Chuck Robinson agrees. “I look at gardening as a way we deal with nature and we commune with nature. I find a lot of comfort in that part of it.”
Embrace a Greener Garden symposium
This year’s symposium sponsored by Gardeners Connect will feature favorite speakers from the past who have gone on to make it big in the gardening world, executive director Brian Chadwick-Robinson said .
Tammi Hartung’s program on a no-kill way of dealing with pests and critters has generated a lot of interest, he said. Hartung has an organic farm in Colorado Springs.
Also on the docket are TV host Joe Lamp’l, on green gardening to protect the environment; Des Moines Botanical Center director Kelly Norris on planting for the future; and Missouri Prairie Foundation director Carol Davit on prairie plants and pollinators.

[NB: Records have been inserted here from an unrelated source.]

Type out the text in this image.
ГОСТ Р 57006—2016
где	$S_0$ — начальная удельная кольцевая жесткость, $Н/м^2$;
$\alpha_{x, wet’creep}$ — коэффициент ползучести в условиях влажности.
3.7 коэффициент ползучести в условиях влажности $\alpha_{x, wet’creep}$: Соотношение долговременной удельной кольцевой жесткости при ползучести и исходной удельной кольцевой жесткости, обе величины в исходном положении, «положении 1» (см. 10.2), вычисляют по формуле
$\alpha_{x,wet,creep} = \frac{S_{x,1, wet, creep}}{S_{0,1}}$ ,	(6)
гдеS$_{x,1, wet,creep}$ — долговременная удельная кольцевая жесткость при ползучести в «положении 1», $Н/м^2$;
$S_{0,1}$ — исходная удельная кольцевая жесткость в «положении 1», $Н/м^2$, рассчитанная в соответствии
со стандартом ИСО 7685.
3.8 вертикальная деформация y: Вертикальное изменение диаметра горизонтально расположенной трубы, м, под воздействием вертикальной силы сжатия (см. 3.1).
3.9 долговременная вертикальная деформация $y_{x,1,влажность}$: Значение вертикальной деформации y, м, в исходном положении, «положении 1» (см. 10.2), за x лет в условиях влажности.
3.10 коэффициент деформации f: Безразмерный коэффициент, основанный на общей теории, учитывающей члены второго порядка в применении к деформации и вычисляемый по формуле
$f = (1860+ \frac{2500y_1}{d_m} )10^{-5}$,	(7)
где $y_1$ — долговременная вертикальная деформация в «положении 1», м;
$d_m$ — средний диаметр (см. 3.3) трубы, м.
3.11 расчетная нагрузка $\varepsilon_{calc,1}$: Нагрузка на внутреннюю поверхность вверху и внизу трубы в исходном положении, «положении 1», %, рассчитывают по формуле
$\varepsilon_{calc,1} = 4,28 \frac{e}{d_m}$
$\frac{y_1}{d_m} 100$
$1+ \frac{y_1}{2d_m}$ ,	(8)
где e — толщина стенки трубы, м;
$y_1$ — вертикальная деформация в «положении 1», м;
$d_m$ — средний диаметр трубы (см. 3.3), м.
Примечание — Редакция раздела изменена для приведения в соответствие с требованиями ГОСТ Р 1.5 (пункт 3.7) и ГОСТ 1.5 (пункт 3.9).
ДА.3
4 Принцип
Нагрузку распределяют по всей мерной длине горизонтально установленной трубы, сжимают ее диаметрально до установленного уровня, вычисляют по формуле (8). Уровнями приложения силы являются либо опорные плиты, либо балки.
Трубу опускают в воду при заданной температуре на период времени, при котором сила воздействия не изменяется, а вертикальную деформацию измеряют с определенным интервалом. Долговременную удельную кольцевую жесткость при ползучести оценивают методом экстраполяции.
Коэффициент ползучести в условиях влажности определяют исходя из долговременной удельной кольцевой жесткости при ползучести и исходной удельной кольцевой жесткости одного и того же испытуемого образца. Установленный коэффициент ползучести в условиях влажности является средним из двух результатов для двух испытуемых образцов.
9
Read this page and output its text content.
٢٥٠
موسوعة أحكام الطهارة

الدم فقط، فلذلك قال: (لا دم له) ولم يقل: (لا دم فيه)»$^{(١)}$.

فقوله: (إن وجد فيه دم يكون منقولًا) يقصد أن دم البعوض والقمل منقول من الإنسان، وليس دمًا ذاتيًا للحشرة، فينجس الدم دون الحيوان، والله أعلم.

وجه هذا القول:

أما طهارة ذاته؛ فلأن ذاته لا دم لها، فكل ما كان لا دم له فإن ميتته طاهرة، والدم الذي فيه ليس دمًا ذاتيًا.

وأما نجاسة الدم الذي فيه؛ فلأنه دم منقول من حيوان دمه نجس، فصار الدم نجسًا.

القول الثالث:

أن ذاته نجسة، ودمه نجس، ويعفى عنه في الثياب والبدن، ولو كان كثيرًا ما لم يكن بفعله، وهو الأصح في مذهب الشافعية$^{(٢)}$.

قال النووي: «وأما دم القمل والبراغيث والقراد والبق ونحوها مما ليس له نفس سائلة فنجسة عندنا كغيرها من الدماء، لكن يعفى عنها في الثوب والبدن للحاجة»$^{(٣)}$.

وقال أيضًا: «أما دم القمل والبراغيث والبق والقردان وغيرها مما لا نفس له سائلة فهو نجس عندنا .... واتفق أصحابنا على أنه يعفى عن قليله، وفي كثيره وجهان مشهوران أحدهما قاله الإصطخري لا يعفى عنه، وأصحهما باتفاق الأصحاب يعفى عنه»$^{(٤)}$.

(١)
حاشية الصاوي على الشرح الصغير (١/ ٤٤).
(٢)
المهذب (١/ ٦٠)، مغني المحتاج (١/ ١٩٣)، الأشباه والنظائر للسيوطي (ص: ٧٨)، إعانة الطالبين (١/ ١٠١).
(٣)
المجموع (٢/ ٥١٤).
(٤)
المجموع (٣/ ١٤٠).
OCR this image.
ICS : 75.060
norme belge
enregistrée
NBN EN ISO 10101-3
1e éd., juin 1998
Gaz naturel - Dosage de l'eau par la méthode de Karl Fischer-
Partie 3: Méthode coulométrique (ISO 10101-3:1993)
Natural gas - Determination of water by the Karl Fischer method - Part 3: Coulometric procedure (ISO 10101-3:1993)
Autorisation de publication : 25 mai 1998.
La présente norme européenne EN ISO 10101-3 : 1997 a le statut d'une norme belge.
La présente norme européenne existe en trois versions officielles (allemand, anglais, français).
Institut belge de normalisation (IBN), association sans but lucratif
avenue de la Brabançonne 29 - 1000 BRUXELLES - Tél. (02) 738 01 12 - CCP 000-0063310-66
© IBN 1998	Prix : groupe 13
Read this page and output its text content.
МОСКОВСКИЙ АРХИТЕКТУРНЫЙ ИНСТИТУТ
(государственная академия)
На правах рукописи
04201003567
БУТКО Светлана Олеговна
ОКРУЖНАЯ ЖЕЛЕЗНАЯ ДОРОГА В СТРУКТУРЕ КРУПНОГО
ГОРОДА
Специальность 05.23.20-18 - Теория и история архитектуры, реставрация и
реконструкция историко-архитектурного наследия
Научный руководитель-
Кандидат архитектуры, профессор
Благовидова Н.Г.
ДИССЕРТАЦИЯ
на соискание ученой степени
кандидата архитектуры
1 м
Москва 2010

The sign-up deadline is Jan. 27 for a discount on tickets. For more information, go to gardensymposium.org.
Here’s the weekend schedule:
Friday, Feb. 9
10 a.m.-noon, workshop with Tammi Hartung at the Loose Park Garden Center, 5200 Pennsylvania Ave.
6:30 p.m.-9 p.m., banquet with Joe Lamp’l as featured speaker; at Lidia’s Kansas City, 101 W. 22nd St.
Saturday, Feb. 10
8:20 a.m.-4 p.m., symposium at Arrupe Hall, Rockhurst University just east of 45th Street and Troost Avenue.